Veterans have volunteered to give their lives for the country, and as a small token of appreciation, the government offers a number of special programs and credits to help them and their families. If you do tax prep for any veterans or their surviving family members, you may want to see if they can qualify for Canadian Forces Income Support or the disability supports deduction.
Who Qualifies for CFIS?
To qualify for the CFIS tax-free monthly payment, your clients must be low-income veterans who were claiming the Earnings Loss Benefit in the past but no longer qualify. The Earnings Loss Benefit is a program for veterans of the Canadian Armed Forces who are receiving Veterans Affairs Canada rehabilitation services, and this benefit ensures their current income is at least 90% of what they were earning while in the armed forces. Additionally, veterans must be under the age of 65 and looking for work.
The surviving spouses and children of deceased veterans may also qualify. Again, they must have been previously eligible for the Earnings Loss Benefit, or their spouse or parent must have been claiming CFIS at the time of their death.
How Do Your Clients Apply?
Your clients can apply directly through the VAC office or the Integrated Personnel Support Centre. They can also apply online with MY VAC Account. If you want to help them apply, you can print out the application, fill it out, and mail it to the VAC.
How Does Income Affect Benefits?
As of 2018, single veterans can earn up to $1,132.26 without seeing a reduction in benefits. Veterans with a spouse or common-law partner can earn an additional $586.85 per month, and you can also add $283.07 per child to this threshold. Surviving spouses can have monthly income up to $1,132.26, and orphans can earn up to $606.77.
If your clients’ income passes these thresholds, their benefits may be reduced. This includes earned income, self-employment income, and income earned from rental properties, but your clients may be able to claim some deductions against these amounts. Of course, they can deduct business expenses from their income, and if they have rental income, they can deduct the expenses they incur as a landlord. They can also claim the following deductions:
- Employment expenses such as travelling expenses and costs related to being a salesperson
- Canada Pension Plan contributions
- Employment Insurance premiums
- Contributions to registered retirement plans
- Rent paid by clergy for their residences
- Union dues
- Contributions to the Teacher’s Exchange Fund
- Legal fees incurred trying to get salary from old employers
- Salary and disability payment reimbursements
Disability Supports Deduction
Regardless of whether your clients qualify for the CFIS benefit, you may want to look into the disability supports deduction. Unlike CFIS, this is not a program run through the VAC. Rather, it’s a deduction that you can claim on your clients’ tax returns.

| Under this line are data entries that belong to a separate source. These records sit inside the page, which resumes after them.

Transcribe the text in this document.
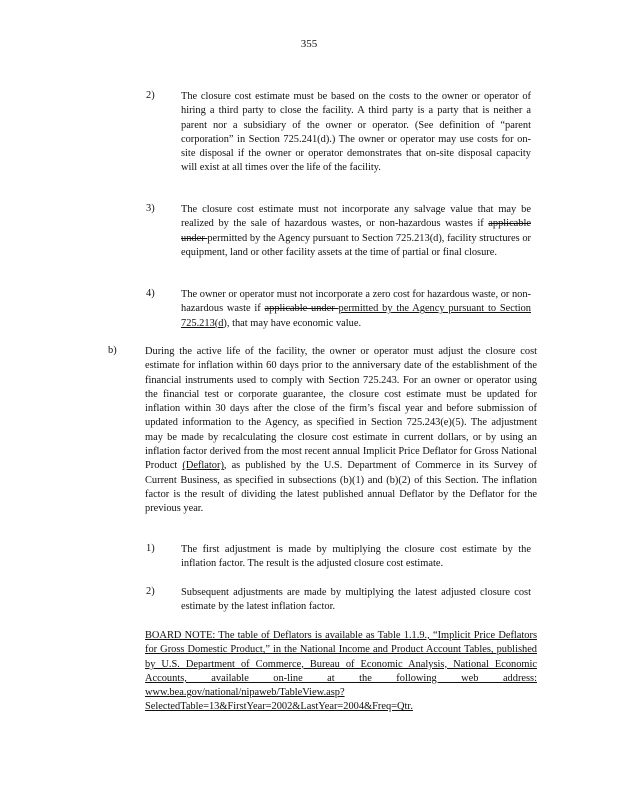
355
2)	The closure cost estimate must be based on the costs to the owner or operator of hiring a third party to close the facility. A third party is a party that is neither a parent nor a subsidiary of the owner or operator. (See definition of “parent corporation” in Section 725.241(d).) The owner or operator may use costs for on-site disposal if the owner or operator demonstrates that on-site disposal capacity will exist at all times over the life of the facility.
3)	The closure cost estimate must not incorporate any salvage value that may be realized by the sale of hazardous wastes, or non-hazardous wastes if applicable under permitted by the Agency pursuant to Section 725.213(d), facility structures or equipment, land or other facility assets at the time of partial or final closure.
4)	The owner or operator must not incorporate a zero cost for hazardous waste, or non-hazardous waste if applicable under permitted by the Agency pursuant to Section 725.213(d), that may have economic value.
b)	During the active life of the facility, the owner or operator must adjust the closure cost estimate for inflation within 60 days prior to the anniversary date of the establishment of the financial instruments used to comply with Section 725.243. For an owner or operator using the financial test or corporate guarantee, the closure cost estimate must be updated for inflation within 30 days after the close of the firm’s fiscal year and before submission of updated information to the Agency, as specified in Section 725.243(e)(5). The adjustment may be made by recalculating the closure cost estimate in current dollars, or by using an inflation factor derived from the most recent annual Implicit Price Deflator for Gross National Product (Deflator), as published by the U.S. Department of Commerce in its Survey of Current Business, as specified in subsections (b)(1) and (b)(2) of this Section. The inflation factor is the result of dividing the latest published annual Deflator by the Deflator for the previous year.
1)	The first adjustment is made by multiplying the closure cost estimate by the inflation factor. The result is the adjusted closure cost estimate.
2)	Subsequent adjustments are made by multiplying the latest adjusted closure cost estimate by the latest inflation factor.
BOARD NOTE: The table of Deflators is available as Table 1.1.9., “Implicit Price Deflators for Gross Domestic Product,” in the National Income and Product Account Tables, published by U.S. Department of Commerce, Bureau of Economic Analysis, National Economic Accounts, available on-line at the following web address: www.bea.gov/national/nipaweb/TableView.asp?SelectedTable=13&FirstYear=2002&LastYear=2004&Freq=Qtr.
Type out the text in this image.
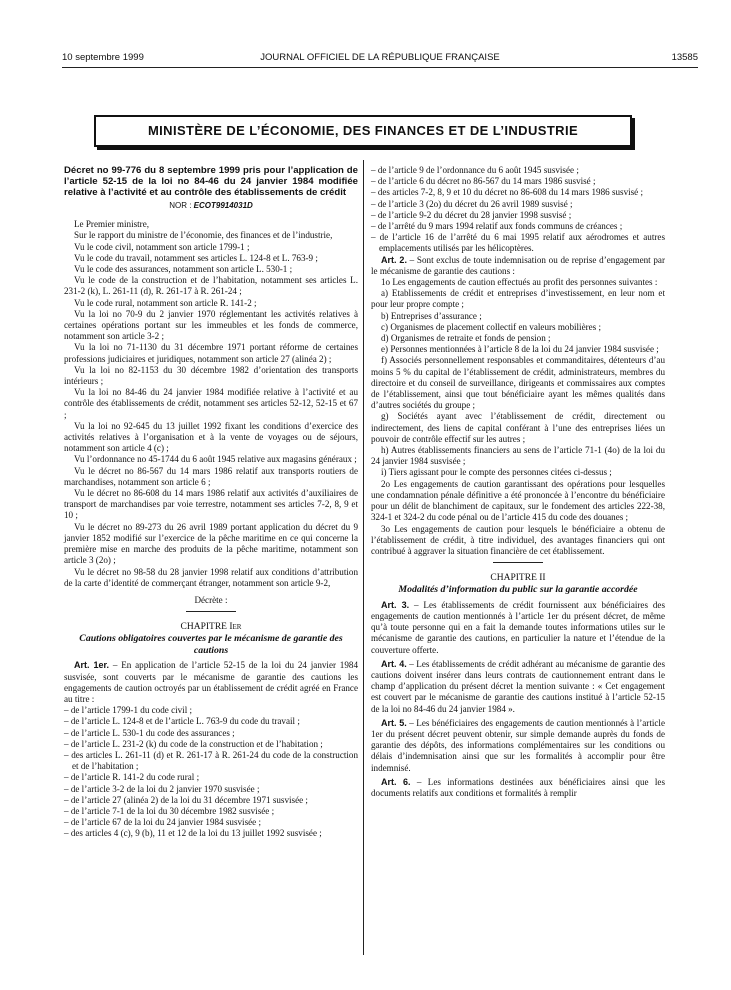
10 septembre 1999	JOURNAL OFFICIEL DE LA RÉPUBLIQUE FRANÇAISE	13585
MINISTÈRE DE L’ÉCONOMIE, DES FINANCES ET DE L’INDUSTRIE
Décret no 99-776 du 8 septembre 1999 pris pour l’application de l’article 52-15 de la loi no 84-46 du 24 janvier 1984 modifiée relative à l’activité et au contrôle des établissements de crédit
NOR : ECOT9914031D

Le Premier ministre,

Sur le rapport du ministre de l’économie, des finances et de l’industrie,

Vu le code civil, notamment son article 1799-1 ;

Vu le code du travail, notamment ses articles L. 124-8 et L. 763-9 ;

Vu le code des assurances, notamment son article L. 530-1 ;

Vu le code de la construction et de l’habitation, notamment ses articles L. 231-2 (k), L. 261-11 (d), R. 261-17 à R. 261-24 ;

Vu le code rural, notamment son article R. 141-2 ;

Vu la loi no 70-9 du 2 janvier 1970 réglementant les activités relatives à certaines opérations portant sur les immeubles et les fonds de commerce, notamment son article 3-2 ;

Vu la loi no 71-1130 du 31 décembre 1971 portant réforme de certaines professions judiciaires et juridiques, notamment son article 27 (alinéa 2) ;

Vu la loi no 82-1153 du 30 décembre 1982 d’orientation des transports intérieurs ;

Vu la loi no 84-46 du 24 janvier 1984 modifiée relative à l’activité et au contrôle des établissements de crédit, notamment ses articles 52-12, 52-15 et 67 ;

Vu la loi no 92-645 du 13 juillet 1992 fixant les conditions d’exercice des activités relatives à l’organisation et à la vente de voyages ou de séjours, notamment son article 4 (c) ;

Vu l’ordonnance no 45-1744 du 6 août 1945 relative aux magasins généraux ;

Vu le décret no 86-567 du 14 mars 1986 relatif aux transports routiers de marchandises, notamment son article 6 ;

Vu le décret no 86-608 du 14 mars 1986 relatif aux activités d’auxiliaires de transport de marchandises par voie terrestre, notamment ses articles 7-2, 8, 9 et 10 ;

Vu le décret no 89-273 du 26 avril 1989 portant application du décret du 9 janvier 1852 modifié sur l’exercice de la pêche maritime en ce qui concerne la première mise en marche des produits de la pêche maritime, notamment son article 3 (2o) ;

Vu le décret no 98-58 du 28 janvier 1998 relatif aux conditions d’attribution de la carte d’identité de commerçant étranger, notamment son article 9-2,

Décrète :

CHAPITRE Ier
Cautions obligatoires couvertes par le mécanisme de garantie des cautions

Art. 1er. – En application de l’article 52-15 de la loi du 24 janvier 1984 susvisée, sont couverts par le mécanisme de garantie des cautions les engagements de caution octroyés par un établissement de crédit agréé en France au titre :

– de l’article 1799-1 du code civil ;
– de l’article L. 124-8 et de l’article L. 763-9 du code du travail ;
– de l’article L. 530-1 du code des assurances ;
– de l’article L. 231-2 (k) du code de la construction et de l’habitation ;
– des articles L. 261-11 (d) et R. 261-17 à R. 261-24 du code de la construction et de l’habitation ;
– de l’article R. 141-2 du code rural ;
– de l’article 3-2 de la loi du 2 janvier 1970 susvisée ;
– de l’article 27 (alinéa 2) de la loi du 31 décembre 1971 susvisée ;
– de l’article 7-1 de la loi du 30 décembre 1982 susvisée ;
– de l’article 67 de la loi du 24 janvier 1984 susvisée ;
– des articles 4 (c), 9 (b), 11 et 12 de la loi du 13 juillet 1992 susvisée ;
– de l’article 9 de l’ordonnance du 6 août 1945 susvisée ;
– de l’article 6 du décret no 86-567 du 14 mars 1986 susvisé ;
– des articles 7-2, 8, 9 et 10 du décret no 86-608 du 14 mars 1986 susvisé ;
– de l’article 3 (2o) du décret du 26 avril 1989 susvisé ;
– de l’article 9-2 du décret du 28 janvier 1998 susvisé ;
– de l’arrêté du 9 mars 1994 relatif aux fonds communs de créances ;
– de l’article 16 de l’arrêté du 6 mai 1995 relatif aux aérodromes et autres emplacements utilisés par les hélicoptères.

Art. 2. – Sont exclus de toute indemnisation ou de reprise d’engagement par le mécanisme de garantie des cautions :

1o Les engagements de caution effectués au profit des personnes suivantes :

a) Etablissements de crédit et entreprises d’investissement, en leur nom et pour leur propre compte ;

b) Entreprises d’assurance ;

c) Organismes de placement collectif en valeurs mobilières ;

d) Organismes de retraite et fonds de pension ;

e) Personnes mentionnées à l’article 8 de la loi du 24 janvier 1984 susvisée ;

f) Associés personnellement responsables et commanditaires, détenteurs d’au moins 5 % du capital de l’établissement de crédit, administrateurs, membres du directoire et du conseil de surveillance, dirigeants et commissaires aux comptes de l’établissement, ainsi que tout bénéficiaire ayant les mêmes qualités dans d’autres sociétés du groupe ;

g) Sociétés ayant avec l’établissement de crédit, directement ou indirectement, des liens de capital conférant à l’une des entreprises liées un pouvoir de contrôle effectif sur les autres ;

h) Autres établissements financiers au sens de l’article 71-1 (4o) de la loi du 24 janvier 1984 susvisée ;

i) Tiers agissant pour le compte des personnes citées ci-dessus ;

2o Les engagements de caution garantissant des opérations pour lesquelles une condamnation pénale définitive a été prononcée à l’encontre du bénéficiaire pour un délit de blanchiment de capitaux, sur le fondement des articles 222-38, 324-1 et 324-2 du code pénal ou de l’article 415 du code des douanes ;

3o Les engagements de caution pour lesquels le bénéficiaire a obtenu de l’établissement de crédit, à titre individuel, des avantages financiers qui ont contribué à aggraver la situation financière de cet établissement.

CHAPITRE II
Modalités d’information du public sur la garantie accordée

Art. 3. – Les établissements de crédit fournissent aux bénéficiaires des engagements de caution mentionnés à l’article 1er du présent décret, de même qu’à toute personne qui en a fait la demande toutes informations utiles sur le mécanisme de garantie des cautions, en particulier la nature et l’étendue de la couverture offerte.

Art. 4. – Les établissements de crédit adhérant au mécanisme de garantie des cautions doivent insérer dans leurs contrats de cautionnement entrant dans le champ d’application du présent décret la mention suivante : « Cet engagement est couvert par le mécanisme de garantie des cautions institué à l’article 52-15 de la loi no 84-46 du 24 janvier 1984 ».

Art. 5. – Les bénéficiaires des engagements de caution mentionnés à l’article 1er du présent décret peuvent obtenir, sur simple demande auprès du fonds de garantie des dépôts, des informations complémentaires sur les conditions ou délais d’indemnisation ainsi que sur les formalités à accomplir pour être indemnisé.

Art. 6. – Les informations destinées aux bénéficiaires ainsi que les documents relatifs aux conditions et formalités à remplir
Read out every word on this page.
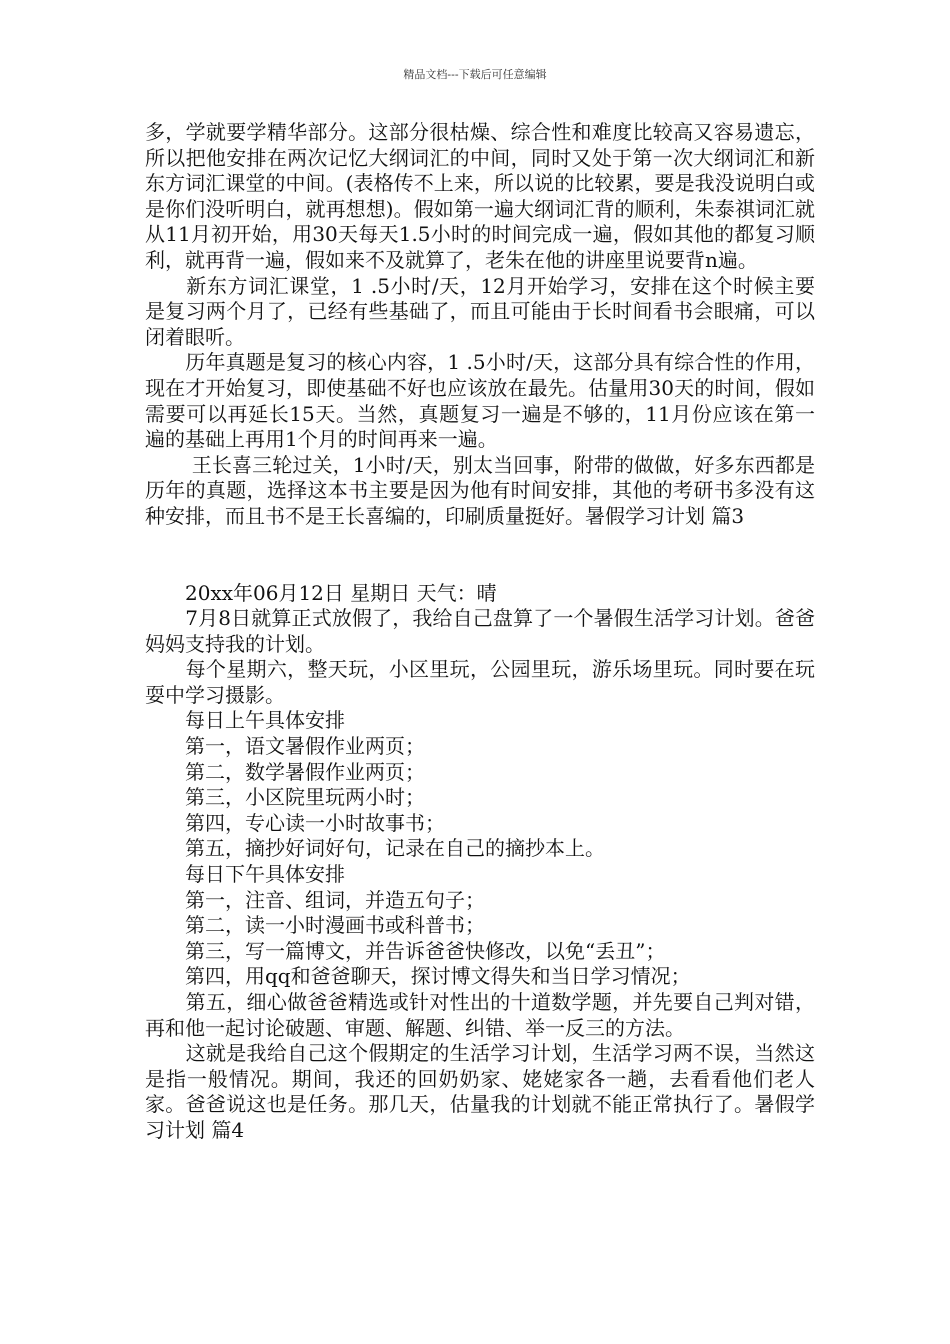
精品文档---下载后可任意编辑

多，学就要学精华部分。这部分很枯燥、综合性和难度比较高又容易遗忘，所以把他安排在两次记忆大纲词汇的中间，同时又处于第一次大纲词汇和新东方词汇课堂的中间。(表格传不上来，所以说的比较累，要是我没说明白或是你们没听明白，就再想想)。假如第一遍大纲词汇背的顺利，朱泰祺词汇就从11月初开始，用30天每天1.5小时的时间完成一遍，假如其他的都复习顺利，就再背一遍，假如来不及就算了，老朱在他的讲座里说要背n遍。

　　新东方词汇课堂，1 .5小时/天，12月开始学习，安排在这个时候主要是复习两个月了，已经有些基础了，而且可能由于长时间看书会眼痛，可以闭着眼听。

　　历年真题是复习的核心内容，1 .5小时/天，这部分具有综合性的作用，现在才开始复习，即使基础不好也应该放在最先。估量用30天的时间，假如需要可以再延长15天。当然，真题复习一遍是不够的，11月份应该在第一遍的基础上再用1个月的时间再来一遍。

　　 王长喜三轮过关，1小时/天，别太当回事，附带的做做，好多东西都是历年的真题，选择这本书主要是因为他有时间安排，其他的考研书多没有这种安排，而且书不是王长喜编的，印刷质量挺好。暑假学习计划 篇3

　　20xx年06月12日 星期日 天气：晴

　　7月8日就算正式放假了，我给自己盘算了一个暑假生活学习计划。爸爸妈妈支持我的计划。

　　每个星期六，整天玩，小区里玩，公园里玩，游乐场里玩。同时要在玩耍中学习摄影。

　　每日上午具体安排

　　第一，语文暑假作业两页；

　　第二，数学暑假作业两页；

　　第三，小区院里玩两小时；

　　第四，专心读一小时故事书；

　　第五，摘抄好词好句，记录在自己的摘抄本上。

　　每日下午具体安排

　　第一，注音、组词，并造五句子；

　　第二，读一小时漫画书或科普书；

　　第三，写一篇博文，并告诉爸爸快修改，以免“丢丑”；

　　第四，用qq和爸爸聊天，探讨博文得失和当日学习情况；

　　第五，细心做爸爸精选或针对性出的十道数学题，并先要自己判对错，再和他一起讨论破题、审题、解题、纠错、举一反三的方法。

　　这就是我给自己这个假期定的生活学习计划，生活学习两不误，当然这是指一般情况。期间，我还的回奶奶家、姥姥家各一趟，去看看他们老人家。爸爸说这也是任务。那几天，估量我的计划就不能正常执行了。暑假学习计划 篇4
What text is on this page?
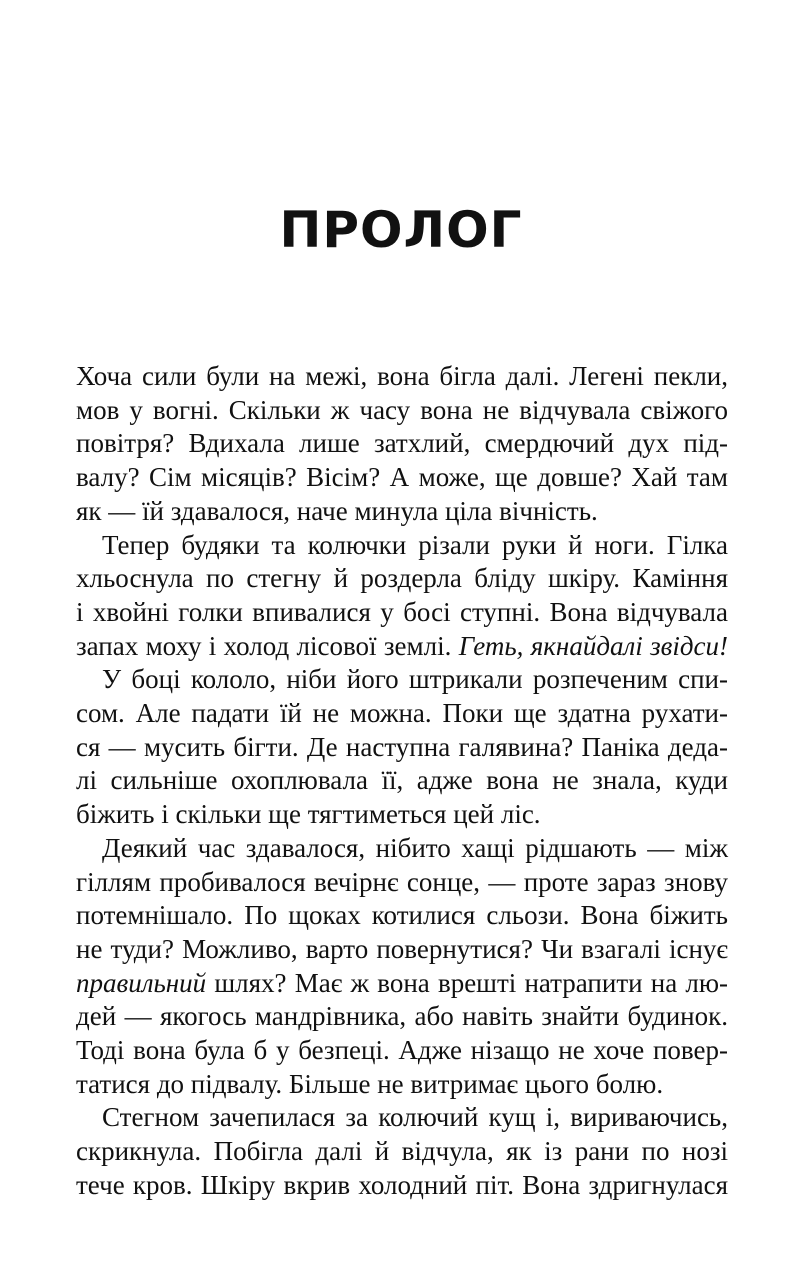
ПРОЛОГ

Хоча сили були на межі, вона бігла далі. Легені пекли,
мов у вогні. Скільки ж часу вона не відчувала свіжого
повітря? Вдихала лише затхлий, смердючий дух під-
валу? Сім місяців? Вісім? А може, ще довше? Хай там
як — їй здавалося, наче минула ціла вічність.

Тепер будяки та колючки різали руки й ноги. Гілка
хльоснула по стегну й роздерла бліду шкіру. Каміння
і хвойні голки впивалися у босі ступні. Вона відчувала
запах моху і холод лісової землі. Геть, якнайдалі звідси!

У боці кололо, ніби його штрикали розпеченим спи-
сом. Але падати їй не можна. Поки ще здатна рухати-
ся — мусить бігти. Де наступна галявина? Паніка деда-
лі сильніше охоплювала її, адже вона не знала, куди
біжить і скільки ще тягтиметься цей ліс.

Деякий час здавалося, нібито хащі рідшають — між
гіллям пробивалося вечірнє сонце, — проте зараз знову
потемнішало. По щоках котилися сльози. Вона біжить
не туди? Можливо, варто повернутися? Чи взагалі існує
правильний шлях? Має ж вона врешті натрапити на лю-
дей — якогось мандрівника, або навіть знайти будинок.
Тоді вона була б у безпеці. Адже нізащо не хоче повер-
татися до підвалу. Більше не витримає цього болю.

Стегном зачепилася за колючий кущ і, вириваючись,
скрикнула. Побігла далі й відчула, як із рани по нозі
тече кров. Шкіру вкрив холодний піт. Вона здригнулася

The deduction is for eligible medical expenses such as attendant care expenses and job coaching services. To qualify, your clients must have a physical or mental impairment, and be working, going to school, or doing grant-based research.
To work out the amount of your clients’ deduction, use Form T929 (Disability Supports Deduction). Then, transfer the relevant number to line 215 of their general income tax return. Keep in mind that although this deduction is great for injured vets, it’s also available to others who have a qualifying impairment.
In addition to talking with your clients about these programs, you may want to mention using the MNET to apply for jobs. Providing your clients with tips and information about these types of programs can help make your accounting services more valuable, and customer satisfaction is key when working with people.